1. bundle install on a gempsec that specifies dependabot-omnibus ver 0.299.0 works fine
2. bundle install on a gempsec that specifies dependabot-omnibus ver 0.299.1 fails with error (see)

   Downloading dependabot-omnibus-0.299.1 revealed dependencies not in the API
   (dependabot-uv (= 0.299.1)).
   Running `bundle update dependabot-omnibus` should fix the problem.
   

3. Using --full-index fixes it, and subsequent runs after don't need to specify --full-index again.
4. Running without --full-index with a Gemfile.lock already generated from successfully installing with --full-index locally, fails (both locally if the ruby installation is reset and in the bundle install run in the ruby/setup-ruby action if bundler-cache is set.

And I'm using the same version of ruby and bundler specified in dependabot-core (.ruby-version and Gemfile.lock's ~ bundled with).

[deivid-rodriguez]

Thank you!
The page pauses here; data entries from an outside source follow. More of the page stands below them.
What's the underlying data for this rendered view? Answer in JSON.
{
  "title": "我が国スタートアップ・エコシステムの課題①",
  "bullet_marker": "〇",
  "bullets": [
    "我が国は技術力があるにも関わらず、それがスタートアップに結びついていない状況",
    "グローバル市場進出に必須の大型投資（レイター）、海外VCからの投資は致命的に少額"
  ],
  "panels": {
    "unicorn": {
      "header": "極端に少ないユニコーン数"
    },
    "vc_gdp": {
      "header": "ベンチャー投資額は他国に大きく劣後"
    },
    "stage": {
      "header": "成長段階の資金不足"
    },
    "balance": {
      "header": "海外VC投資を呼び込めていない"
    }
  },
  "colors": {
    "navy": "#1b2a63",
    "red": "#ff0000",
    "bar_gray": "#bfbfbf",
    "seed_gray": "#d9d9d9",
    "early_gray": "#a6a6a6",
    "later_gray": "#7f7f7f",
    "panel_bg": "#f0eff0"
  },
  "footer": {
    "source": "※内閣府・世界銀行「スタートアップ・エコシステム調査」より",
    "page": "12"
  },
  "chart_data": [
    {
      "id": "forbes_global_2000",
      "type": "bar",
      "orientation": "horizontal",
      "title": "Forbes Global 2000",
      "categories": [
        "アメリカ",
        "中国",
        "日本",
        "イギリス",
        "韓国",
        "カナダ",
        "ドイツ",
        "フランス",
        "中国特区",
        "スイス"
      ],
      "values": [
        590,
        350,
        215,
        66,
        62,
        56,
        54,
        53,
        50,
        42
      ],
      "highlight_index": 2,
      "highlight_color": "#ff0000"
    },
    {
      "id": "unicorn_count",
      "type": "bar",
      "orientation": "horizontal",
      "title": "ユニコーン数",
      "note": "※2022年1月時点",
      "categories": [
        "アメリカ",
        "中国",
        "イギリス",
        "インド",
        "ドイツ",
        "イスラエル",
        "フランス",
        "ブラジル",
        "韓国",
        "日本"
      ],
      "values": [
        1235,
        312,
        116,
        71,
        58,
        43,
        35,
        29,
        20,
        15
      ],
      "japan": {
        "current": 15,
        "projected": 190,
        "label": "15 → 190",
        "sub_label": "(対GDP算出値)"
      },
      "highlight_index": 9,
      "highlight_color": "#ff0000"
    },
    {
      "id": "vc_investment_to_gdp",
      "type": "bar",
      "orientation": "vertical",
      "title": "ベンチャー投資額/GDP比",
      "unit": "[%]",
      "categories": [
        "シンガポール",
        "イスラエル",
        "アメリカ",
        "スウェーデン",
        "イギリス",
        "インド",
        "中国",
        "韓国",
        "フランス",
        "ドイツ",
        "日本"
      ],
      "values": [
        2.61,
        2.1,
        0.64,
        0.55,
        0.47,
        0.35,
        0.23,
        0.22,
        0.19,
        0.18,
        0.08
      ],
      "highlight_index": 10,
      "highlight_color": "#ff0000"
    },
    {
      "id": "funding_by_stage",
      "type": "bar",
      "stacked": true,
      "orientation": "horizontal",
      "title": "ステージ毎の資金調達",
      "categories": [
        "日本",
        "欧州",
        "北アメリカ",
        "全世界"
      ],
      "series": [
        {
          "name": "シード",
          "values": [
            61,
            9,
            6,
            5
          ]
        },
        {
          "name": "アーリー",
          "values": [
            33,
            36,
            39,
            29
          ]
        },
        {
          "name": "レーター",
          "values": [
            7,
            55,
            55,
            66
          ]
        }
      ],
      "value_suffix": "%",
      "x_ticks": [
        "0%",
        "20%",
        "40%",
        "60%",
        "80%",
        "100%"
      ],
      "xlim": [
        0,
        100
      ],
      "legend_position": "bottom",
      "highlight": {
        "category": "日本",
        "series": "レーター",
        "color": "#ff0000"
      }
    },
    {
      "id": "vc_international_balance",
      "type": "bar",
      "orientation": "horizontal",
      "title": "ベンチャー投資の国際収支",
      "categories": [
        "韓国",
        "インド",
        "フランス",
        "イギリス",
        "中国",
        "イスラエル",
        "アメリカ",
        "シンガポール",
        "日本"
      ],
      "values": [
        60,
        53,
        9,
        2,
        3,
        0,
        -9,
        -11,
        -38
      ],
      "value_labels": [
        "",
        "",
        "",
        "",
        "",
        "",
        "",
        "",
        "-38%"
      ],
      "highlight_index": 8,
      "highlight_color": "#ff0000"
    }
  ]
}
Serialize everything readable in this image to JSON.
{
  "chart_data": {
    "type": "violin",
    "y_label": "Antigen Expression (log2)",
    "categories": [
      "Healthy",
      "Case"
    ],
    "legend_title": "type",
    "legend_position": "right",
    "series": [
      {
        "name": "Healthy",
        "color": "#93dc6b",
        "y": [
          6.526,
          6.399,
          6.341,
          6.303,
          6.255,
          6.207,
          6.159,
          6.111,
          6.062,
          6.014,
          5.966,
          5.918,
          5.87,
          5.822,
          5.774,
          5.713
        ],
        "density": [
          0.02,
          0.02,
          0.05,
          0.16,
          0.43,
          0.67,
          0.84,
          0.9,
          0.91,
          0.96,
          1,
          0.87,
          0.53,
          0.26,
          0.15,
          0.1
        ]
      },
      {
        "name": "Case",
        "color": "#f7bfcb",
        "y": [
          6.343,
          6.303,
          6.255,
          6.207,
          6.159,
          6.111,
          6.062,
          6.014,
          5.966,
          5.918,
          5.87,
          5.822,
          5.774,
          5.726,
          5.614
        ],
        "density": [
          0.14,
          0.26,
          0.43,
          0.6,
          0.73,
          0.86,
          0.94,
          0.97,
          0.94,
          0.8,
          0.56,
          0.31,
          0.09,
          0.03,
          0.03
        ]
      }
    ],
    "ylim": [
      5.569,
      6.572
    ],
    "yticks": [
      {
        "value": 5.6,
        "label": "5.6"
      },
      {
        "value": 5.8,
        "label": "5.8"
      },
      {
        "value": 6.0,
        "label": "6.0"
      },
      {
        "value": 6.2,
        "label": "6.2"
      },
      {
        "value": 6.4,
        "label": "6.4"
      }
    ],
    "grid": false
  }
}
That link you shared seems like I should be able to repro and debug this by forking your repo and playing around with your CI, right?

[deivid-rodriguez]

Does the error still happen if you upgrade Bundler?

[Skenvy]

I can run it again later tonight to check, but yea, if you want to repro it, checkout the omnibus branch and the versions are lines 7-9 in the makefile. make install will expect rvm and nvm but I made it easy to avoid their use if someone needs to use it without them.